Première partie assez étonnante et imprévisible avec les Lyonnais, dont le début de concert nous embarque sur des rivages baroques pop gentiment farfelus, où le groupe alterne chansons inédites (« Connected », « She Came Out ») et titres issus de son dernier opus, comme « Life Science » et « It’s Fading In ». Sur scène, six musiciens jouant des instruments allant des traditionnelles guitares, basse, batterie à du violon, de l’orgue électrique, ou même de la trompette. Cette formation musicale variée s’étend sur toute la première partie du concert, où dominent à tour de rôle trompette et violon sur un soft rock parfois volontiers acoustique. La musique, pas foncièrement hermétique, dégage un côté joyeusement geek, un peu décalé, à l’image du chanteur bassiste en chaussettes. La claviériste chante également sur quelques titres et le concert suit son cours assez doucement.
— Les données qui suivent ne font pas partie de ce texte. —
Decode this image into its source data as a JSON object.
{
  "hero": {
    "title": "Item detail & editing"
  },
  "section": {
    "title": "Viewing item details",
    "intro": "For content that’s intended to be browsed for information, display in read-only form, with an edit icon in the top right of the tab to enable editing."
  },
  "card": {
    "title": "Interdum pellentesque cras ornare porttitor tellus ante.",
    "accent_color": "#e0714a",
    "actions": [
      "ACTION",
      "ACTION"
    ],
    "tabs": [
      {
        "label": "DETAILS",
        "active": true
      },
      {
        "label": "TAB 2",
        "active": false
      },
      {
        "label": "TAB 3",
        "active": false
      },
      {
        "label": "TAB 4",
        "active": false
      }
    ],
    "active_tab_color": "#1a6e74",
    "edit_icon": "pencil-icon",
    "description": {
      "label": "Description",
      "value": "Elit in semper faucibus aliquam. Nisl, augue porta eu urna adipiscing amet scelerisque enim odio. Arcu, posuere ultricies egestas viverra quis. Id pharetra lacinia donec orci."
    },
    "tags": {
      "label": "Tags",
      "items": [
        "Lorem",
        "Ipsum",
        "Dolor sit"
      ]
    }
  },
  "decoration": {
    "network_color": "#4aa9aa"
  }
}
Ce n’est pas désagréable, mais on se pose un peu la question du rapport avec le rock musclé et planant de Wall of Death.

Satellite Jockey
Satellite Jockey

Et puis, à partir de « It’s Fading In », Satellite Jockey ne jouera plus que des morceaux de « Falling » et le concert opère un virage musical intéressant. Le style s’assombrit, les trompettes et violons se font discrets, intervenant plutôt en fin de piste pour des notes presque menaçantes ou mélancoliques. La chanson en elle-même a un petit côté The Smiths avec son solo de clavier tout en chromatismes. Sur l’excellent « Dancing », c’est un violon agressif qui mène la danse avec un riff repris en chœur par tous les musiciens, qui rappelle la grande pompe inaugurale du « Children of the Revolution » de T.Rex ; mais le titre évolue en gros morceau de rock hybride et psyché, avec son violon torturé façon John Cale et ses nappes de guitares vrombissantes. « A Poisoned Arrow » reste dans la même veine, en plus musclée et plus psychédélique peut-être encore, enfonçant le clou de l’étonnement général après le début si naïf et mignon du concert, désormais bien loin. Le dernier morceau joué coïncide avec le dernier du disque, une longue pièce à tiroirs de plus de onze minutes. Elle ne sera pas jouée intégralement mais par extraits, le groupe apprenant toujours à la maîtriser sur scène. Pour ce titre exigeant, les différents musiciens entrent par couches successives dans une mélodie en boucle très lente et très belle où chaque instrument vient se greffer et ajouter son timbre à l’ensemble. Le concert s’achève après quelques minutes de cette mélopée plaintive qui enfle, enfle et puis s’arrête.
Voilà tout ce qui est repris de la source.